When viewing the history, you can get the diff of each commit, or compare two commits.

#### Team activity dashboards[¶](https://doc.dataiku.com/dss/latest/release_notes/3.0.html#team-activity-dashboards "Permalink to this headline")

Monitor the activity of each project thanks to our team activity dashboards.

#### Administrator monitoring dashboards[¶](https://doc.dataiku.com/dss/latest/release_notes/3.0.html#administrator-monitoring-dashboards "Permalink to this headline")

We’ve added a lot of monitoring dashboards for administrators, especially for large instances with lots of projects:

* Global usage summary

* Data size per connection

* Tasks running on the Hadoop and Spark clusters and per database

* Tasks running in the background on DSS

* Authorization matrix for an overview of all effective authorizations

### Other notable enhancements[¶](https://doc.dataiku.com/dss/latest/release_notes/3.0.html#other-notable-enhancements "Permalink to this headline")

#### Project import/export[¶](https://doc.dataiku.com/dss/latest/release_notes/3.0.html#project-import-export "Permalink to this headline")

When exporting a project, you can now export all datasets from all connections (except partitioned datasets), saved models and managed folders.
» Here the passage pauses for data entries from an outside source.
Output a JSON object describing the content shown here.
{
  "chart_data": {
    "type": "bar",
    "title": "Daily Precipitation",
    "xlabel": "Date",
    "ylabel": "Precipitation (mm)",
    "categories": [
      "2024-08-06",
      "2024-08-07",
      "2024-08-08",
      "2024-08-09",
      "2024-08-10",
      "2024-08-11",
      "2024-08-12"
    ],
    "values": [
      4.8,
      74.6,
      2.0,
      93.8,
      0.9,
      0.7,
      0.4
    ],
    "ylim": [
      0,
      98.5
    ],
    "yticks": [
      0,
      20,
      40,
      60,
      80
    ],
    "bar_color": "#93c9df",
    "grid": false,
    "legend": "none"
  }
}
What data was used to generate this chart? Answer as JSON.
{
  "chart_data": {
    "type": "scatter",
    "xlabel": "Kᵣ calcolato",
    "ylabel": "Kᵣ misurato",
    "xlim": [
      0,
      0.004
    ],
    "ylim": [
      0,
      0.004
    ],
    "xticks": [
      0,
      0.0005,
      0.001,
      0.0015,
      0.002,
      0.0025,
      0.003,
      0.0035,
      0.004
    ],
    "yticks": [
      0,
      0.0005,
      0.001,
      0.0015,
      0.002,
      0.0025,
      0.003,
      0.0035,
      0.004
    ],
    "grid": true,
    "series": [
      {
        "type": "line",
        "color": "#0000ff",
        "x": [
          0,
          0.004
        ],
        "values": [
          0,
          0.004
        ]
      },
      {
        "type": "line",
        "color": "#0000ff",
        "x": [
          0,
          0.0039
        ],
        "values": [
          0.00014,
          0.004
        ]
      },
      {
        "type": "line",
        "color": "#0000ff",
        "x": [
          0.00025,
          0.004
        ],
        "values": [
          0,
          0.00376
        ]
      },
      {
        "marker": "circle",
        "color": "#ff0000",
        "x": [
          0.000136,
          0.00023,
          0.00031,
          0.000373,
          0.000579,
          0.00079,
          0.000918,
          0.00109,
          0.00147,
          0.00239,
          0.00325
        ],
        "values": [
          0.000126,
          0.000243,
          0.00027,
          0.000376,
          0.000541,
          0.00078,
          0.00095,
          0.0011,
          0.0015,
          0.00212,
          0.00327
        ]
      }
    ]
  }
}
When importing the project in another DSS design node, the data is automatically reloaded.

This allows to export complete projects, including data.

When importing projects, you can also *remap* connections, removing the need to define connections with exactly the same name as on the source DSS instance.

#### Maintenance tasks[¶](https://doc.dataiku.com/dss/latest/release_notes/3.0.html#maintenance-tasks "Permalink to this headline")

DSS now performs automatically several maintenance and cleanup tasks in the background.

#### Improved security model[¶](https://doc.dataiku.com/dss/latest/release_notes/3.0.html#improved-security-model "Permalink to this headline")

We’ve added several new permissions for more fine-grained control. The following permissions can now be granted to each group, independently of the admin permissions:

* Create projects and tutorials

* Write “unsafe” code (that might be used to circumvent the permissions system)

* Manage user-defined meanings

In addition, users can now create personal connections without admin intervention.

The administration UI now includes an authorization matrix for an overview of all effective authorizations

#### API[¶](https://doc.dataiku.com/dss/latest/release_notes/3.0.html#api "Permalink to this headline")

* The public API includes new methods to interact with scenarios and metrics

* The public API includes new methods for exporting projects

#### Data preparation[¶](https://doc.dataiku.com/dss/latest/release_notes/3.0.html#id18 "Permalink to this headline")

* It’s now possible to delete columns based on a name pattern

### Other changes[¶](https://doc.dataiku.com/dss/latest/release_notes/3.0.html#other-changes "Permalink to this headline")

* DSS does not automatically grant Analyst access to the “first analysts group” when creating a project. After the creation of a project, only its creator (and the DSS administrators) can access it by default.